CDEX, which integrates CEX liquidity pool and DEX trading efficiency, may become the next version answer.
In contrast, the size of the cryptocurrency population has gradually peaked.
According to Triple-As research, the number of global cryptocurrency holders is expected to reach 562 million in 2024, accounting for 6.8% of the worlds population; in addition, according to Crypto.coms estimates in June 2024, the number of global cryptocurrency owners is approximately 617 million, but according to the 2024 Cryptocurrency Development Report previously released by a16z, the number of global active crypto users per month is only about 30 million to 60 million.
It is obvious that the cryptocurrency market, just like Chinas mobile Internet in 2018, has entered the second half - the remaining market is either restricted by economic conditions and unable to cross various industry thresholds to enter the cryptocurrency market; or is constrained by subjective and objective conditions such as regulatory restrictions and cognitive limitations and has no intention of participating in cryptocurrency transactions.
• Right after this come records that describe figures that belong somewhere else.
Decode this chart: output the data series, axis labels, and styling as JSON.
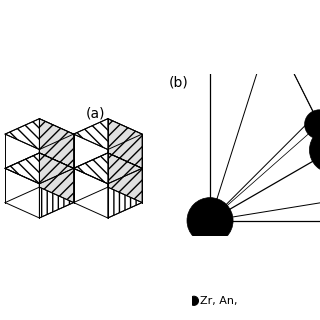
{
  "title_a": "(a)",
  "title_b": "(b)",
  "bg_color": "#ffffff",
  "legend_text": "Zr, An,",
  "line_color": "#000000",
  "font_size_label": 10,
  "fig_width": 3.2,
  "fig_height": 3.2,
  "dpi": 100
}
As the industry enters deep waters, it can only gradually increase penetration through slow work to achieve the global expansion of cryptocurrency.
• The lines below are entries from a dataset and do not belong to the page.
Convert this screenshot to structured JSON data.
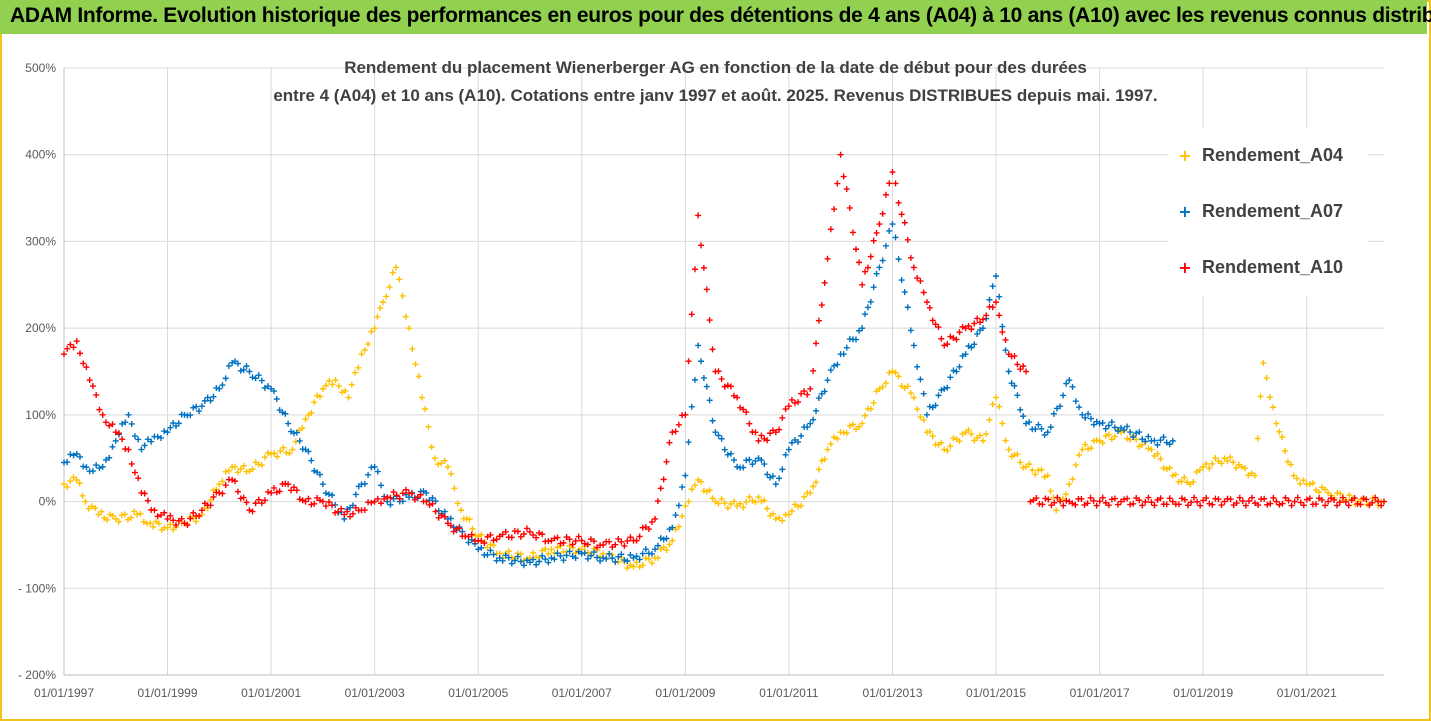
{
  "header": {
    "title": "ADAM Informe. Evolution historique des performances en euros pour des détentions de 4 ans (A04) à 10 ans (A10) avec les revenus connus distribués",
    "band_color": "#92d050",
    "border_color": "#f0c419"
  },
  "chart_data": {
    "type": "scatter",
    "title_lines": [
      "Rendement du placement Wienerberger AG en fonction de la date de début pour des durées",
      "entre 4 (A04) et 10 ans (A10). Cotations entre janv 1997 et août. 2025. Revenus DISTRIBUES depuis mai. 1997."
    ],
    "marker": "+",
    "grid": true,
    "legend_position": "right",
    "xlim": [
      "1997-01-01",
      "2022-06-30"
    ],
    "ylim": [
      -200,
      500
    ],
    "y_unit": "%",
    "x_ticks": [
      "01/01/1997",
      "01/01/1999",
      "01/01/2001",
      "01/01/2003",
      "01/01/2005",
      "01/01/2007",
      "01/01/2009",
      "01/01/2011",
      "01/01/2013",
      "01/01/2015",
      "01/01/2017",
      "01/01/2019",
      "01/01/2021"
    ],
    "y_ticks": [
      {
        "value": 500,
        "label": "500%"
      },
      {
        "value": 400,
        "label": "400%"
      },
      {
        "value": 300,
        "label": "300%"
      },
      {
        "value": 200,
        "label": "200%"
      },
      {
        "value": 100,
        "label": "100%"
      },
      {
        "value": 0,
        "label": "0%"
      },
      {
        "value": -100,
        "label": "- 100%"
      },
      {
        "value": -200,
        "label": "- 200%"
      }
    ],
    "series": [
      {
        "name": "Rendement_A04",
        "color": "#ffc000",
        "points": [
          [
            "1997-01-01",
            20
          ],
          [
            "1997-04-01",
            25
          ],
          [
            "1997-06-01",
            0
          ],
          [
            "1997-09-01",
            -15
          ],
          [
            "1998-01-01",
            -20
          ],
          [
            "1998-06-01",
            -15
          ],
          [
            "1998-09-01",
            -25
          ],
          [
            "1999-01-01",
            -30
          ],
          [
            "1999-05-01",
            -25
          ],
          [
            "1999-09-01",
            -15
          ],
          [
            "2000-01-01",
            20
          ],
          [
            "2000-04-01",
            40
          ],
          [
            "2000-08-01",
            35
          ],
          [
            "2001-01-01",
            55
          ],
          [
            "2001-06-01",
            60
          ],
          [
            "2001-09-01",
            95
          ],
          [
            "2002-01-01",
            130
          ],
          [
            "2002-04-01",
            140
          ],
          [
            "2002-07-01",
            120
          ],
          [
            "2002-10-01",
            170
          ],
          [
            "2003-01-01",
            200
          ],
          [
            "2003-03-01",
            230
          ],
          [
            "2003-06-01",
            270
          ],
          [
            "2003-09-01",
            200
          ],
          [
            "2003-12-01",
            120
          ],
          [
            "2004-03-01",
            50
          ],
          [
            "2004-06-01",
            40
          ],
          [
            "2004-09-01",
            -10
          ],
          [
            "2005-01-01",
            -40
          ],
          [
            "2005-06-01",
            -60
          ],
          [
            "2006-01-01",
            -65
          ],
          [
            "2006-06-01",
            -55
          ],
          [
            "2007-01-01",
            -55
          ],
          [
            "2007-06-01",
            -60
          ],
          [
            "2008-01-01",
            -75
          ],
          [
            "2008-06-01",
            -65
          ],
          [
            "2008-10-01",
            -45
          ],
          [
            "2009-01-01",
            -5
          ],
          [
            "2009-04-01",
            25
          ],
          [
            "2009-08-01",
            0
          ],
          [
            "2010-01-01",
            -5
          ],
          [
            "2010-06-01",
            5
          ],
          [
            "2010-10-01",
            -20
          ],
          [
            "2011-01-01",
            -15
          ],
          [
            "2011-06-01",
            10
          ],
          [
            "2011-10-01",
            60
          ],
          [
            "2012-01-01",
            80
          ],
          [
            "2012-06-01",
            90
          ],
          [
            "2012-10-01",
            130
          ],
          [
            "2013-01-01",
            150
          ],
          [
            "2013-06-01",
            120
          ],
          [
            "2013-09-01",
            80
          ],
          [
            "2014-01-01",
            60
          ],
          [
            "2014-06-01",
            80
          ],
          [
            "2014-10-01",
            70
          ],
          [
            "2015-01-01",
            120
          ],
          [
            "2015-04-01",
            60
          ],
          [
            "2015-08-01",
            40
          ],
          [
            "2016-01-01",
            30
          ],
          [
            "2016-03-01",
            -10
          ],
          [
            "2016-06-01",
            20
          ],
          [
            "2016-09-01",
            60
          ],
          [
            "2017-01-01",
            70
          ],
          [
            "2017-06-01",
            80
          ],
          [
            "2018-01-01",
            60
          ],
          [
            "2018-06-01",
            30
          ],
          [
            "2018-10-01",
            20
          ],
          [
            "2019-01-01",
            40
          ],
          [
            "2019-06-01",
            50
          ],
          [
            "2019-10-01",
            40
          ],
          [
            "2020-01-01",
            30
          ],
          [
            "2020-03-01",
            160
          ],
          [
            "2020-06-01",
            90
          ],
          [
            "2020-10-01",
            30
          ],
          [
            "2021-01-01",
            20
          ],
          [
            "2021-06-01",
            10
          ],
          [
            "2022-01-01",
            0
          ],
          [
            "2022-06-30",
            0
          ]
        ]
      },
      {
        "name": "Rendement_A07",
        "color": "#0070c0",
        "points": [
          [
            "1997-01-01",
            45
          ],
          [
            "1997-04-01",
            55
          ],
          [
            "1997-07-01",
            35
          ],
          [
            "1997-10-01",
            40
          ],
          [
            "1998-01-01",
            70
          ],
          [
            "1998-04-01",
            100
          ],
          [
            "1998-07-01",
            60
          ],
          [
            "1998-10-01",
            75
          ],
          [
            "1999-01-01",
            80
          ],
          [
            "1999-05-01",
            100
          ],
          [
            "1999-09-01",
            110
          ],
          [
            "2000-01-01",
            130
          ],
          [
            "2000-04-01",
            160
          ],
          [
            "2000-08-01",
            150
          ],
          [
            "2001-01-01",
            130
          ],
          [
            "2001-05-01",
            90
          ],
          [
            "2001-09-01",
            60
          ],
          [
            "2002-01-01",
            20
          ],
          [
            "2002-06-01",
            -20
          ],
          [
            "2002-10-01",
            20
          ],
          [
            "2003-01-01",
            40
          ],
          [
            "2003-04-01",
            0
          ],
          [
            "2003-09-01",
            5
          ],
          [
            "2004-01-01",
            10
          ],
          [
            "2004-06-01",
            -20
          ],
          [
            "2004-10-01",
            -40
          ],
          [
            "2005-01-01",
            -55
          ],
          [
            "2005-06-01",
            -65
          ],
          [
            "2006-01-01",
            -70
          ],
          [
            "2006-06-01",
            -65
          ],
          [
            "2007-01-01",
            -60
          ],
          [
            "2007-06-01",
            -65
          ],
          [
            "2008-01-01",
            -65
          ],
          [
            "2008-06-01",
            -55
          ],
          [
            "2008-10-01",
            -30
          ],
          [
            "2009-01-01",
            30
          ],
          [
            "2009-04-01",
            180
          ],
          [
            "2009-08-01",
            80
          ],
          [
            "2010-01-01",
            40
          ],
          [
            "2010-06-01",
            50
          ],
          [
            "2010-10-01",
            20
          ],
          [
            "2011-01-01",
            60
          ],
          [
            "2011-06-01",
            90
          ],
          [
            "2011-10-01",
            140
          ],
          [
            "2012-01-01",
            170
          ],
          [
            "2012-06-01",
            200
          ],
          [
            "2012-10-01",
            270
          ],
          [
            "2013-01-01",
            320
          ],
          [
            "2013-06-01",
            180
          ],
          [
            "2013-09-01",
            100
          ],
          [
            "2014-01-01",
            130
          ],
          [
            "2014-06-01",
            170
          ],
          [
            "2014-10-01",
            200
          ],
          [
            "2015-01-01",
            260
          ],
          [
            "2015-04-01",
            150
          ],
          [
            "2015-08-01",
            90
          ],
          [
            "2016-01-01",
            80
          ],
          [
            "2016-06-01",
            140
          ],
          [
            "2016-09-01",
            100
          ],
          [
            "2017-01-01",
            90
          ],
          [
            "2017-06-01",
            85
          ],
          [
            "2018-01-01",
            70
          ],
          [
            "2018-06-01",
            70
          ]
        ]
      },
      {
        "name": "Rendement_A10",
        "color": "#ff0000",
        "points": [
          [
            "1997-01-01",
            170
          ],
          [
            "1997-04-01",
            185
          ],
          [
            "1997-07-01",
            140
          ],
          [
            "1997-10-01",
            100
          ],
          [
            "1998-01-01",
            80
          ],
          [
            "1998-04-01",
            60
          ],
          [
            "1998-07-01",
            10
          ],
          [
            "1998-10-01",
            -10
          ],
          [
            "1999-01-01",
            -20
          ],
          [
            "1999-05-01",
            -25
          ],
          [
            "1999-09-01",
            -10
          ],
          [
            "2000-01-01",
            10
          ],
          [
            "2000-04-01",
            25
          ],
          [
            "2000-08-01",
            -10
          ],
          [
            "2001-01-01",
            10
          ],
          [
            "2001-05-01",
            20
          ],
          [
            "2001-09-01",
            0
          ],
          [
            "2002-01-01",
            0
          ],
          [
            "2002-06-01",
            -15
          ],
          [
            "2002-10-01",
            -10
          ],
          [
            "2003-01-01",
            0
          ],
          [
            "2003-04-01",
            5
          ],
          [
            "2003-09-01",
            10
          ],
          [
            "2004-01-01",
            0
          ],
          [
            "2004-06-01",
            -25
          ],
          [
            "2004-10-01",
            -40
          ],
          [
            "2005-01-01",
            -45
          ],
          [
            "2005-06-01",
            -40
          ],
          [
            "2006-01-01",
            -35
          ],
          [
            "2006-06-01",
            -45
          ],
          [
            "2007-01-01",
            -45
          ],
          [
            "2007-06-01",
            -50
          ],
          [
            "2008-01-01",
            -45
          ],
          [
            "2008-06-01",
            -20
          ],
          [
            "2008-10-01",
            80
          ],
          [
            "2009-01-01",
            100
          ],
          [
            "2009-04-01",
            330
          ],
          [
            "2009-08-01",
            150
          ],
          [
            "2010-01-01",
            120
          ],
          [
            "2010-06-01",
            70
          ],
          [
            "2010-10-01",
            80
          ],
          [
            "2011-01-01",
            110
          ],
          [
            "2011-06-01",
            130
          ],
          [
            "2011-10-01",
            280
          ],
          [
            "2012-01-01",
            400
          ],
          [
            "2012-06-01",
            250
          ],
          [
            "2012-10-01",
            320
          ],
          [
            "2013-01-01",
            380
          ],
          [
            "2013-06-01",
            270
          ],
          [
            "2013-09-01",
            230
          ],
          [
            "2014-01-01",
            180
          ],
          [
            "2014-06-01",
            200
          ],
          [
            "2014-10-01",
            210
          ],
          [
            "2015-01-01",
            230
          ],
          [
            "2015-04-01",
            170
          ],
          [
            "2015-08-01",
            150
          ],
          [
            "2015-09-01",
            0
          ],
          [
            "2016-06-01",
            0
          ],
          [
            "2017-06-01",
            0
          ],
          [
            "2018-06-01",
            0
          ],
          [
            "2019-06-01",
            0
          ],
          [
            "2020-06-01",
            0
          ],
          [
            "2021-06-01",
            0
          ],
          [
            "2022-06-30",
            0
          ]
        ]
      }
    ]
  }
}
Behind this are tens of trillions of liquid assets and real estate in the real world.
Conclusion: Everything for liquidity, everything for liquidity
Once upon a time, the emergence of BTC broke the authoritarian governments rule over the right to mint coins and placed it in the hands of every ordinary individual for the first time. In my eyes, Satoshi Nakamoto is a bit like Prometheus who stole fire and gave it to mortals. With the gradual development of the cryptocurrency industry, the US dollar has once again won the title of industry anchor with the help of various stablecoins.
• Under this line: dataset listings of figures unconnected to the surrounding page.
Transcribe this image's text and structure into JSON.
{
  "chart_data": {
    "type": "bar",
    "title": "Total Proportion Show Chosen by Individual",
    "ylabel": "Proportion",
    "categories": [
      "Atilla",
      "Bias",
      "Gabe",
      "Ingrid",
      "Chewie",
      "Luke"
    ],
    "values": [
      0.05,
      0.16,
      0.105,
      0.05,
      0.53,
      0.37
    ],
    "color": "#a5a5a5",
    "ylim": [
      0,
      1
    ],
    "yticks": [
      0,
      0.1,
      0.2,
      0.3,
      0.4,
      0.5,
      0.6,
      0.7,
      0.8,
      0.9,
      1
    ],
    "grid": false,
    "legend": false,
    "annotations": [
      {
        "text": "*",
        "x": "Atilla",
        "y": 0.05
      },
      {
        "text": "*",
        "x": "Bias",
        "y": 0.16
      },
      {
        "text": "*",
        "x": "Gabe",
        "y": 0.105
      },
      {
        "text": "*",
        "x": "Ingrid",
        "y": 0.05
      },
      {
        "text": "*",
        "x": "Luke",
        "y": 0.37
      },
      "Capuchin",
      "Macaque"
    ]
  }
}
In the development process of various public chain projects, infrastructure projects, protocol projects, and application projects, everything is the process and result of liquidity circulation. Asset issuance is just a form of wealth redistribution, and asset distribution is just a form of buying and selling transactions. The final destinations of all assets are only two: one is the digital gold BTC, which is eternal, constant in quantity, and can be divided again; the other is various fiat currencies including the US dollar, which is guaranteed by the authoritarian power of the US government.
In 2025, perhaps we should start from scratch and think about the original propositions of BTC:
Who will protect your monetary rights? Is it the blockchain key, or the law of the authoritarian government? Is it the rules of the commercial platform, or the freedom of egoism?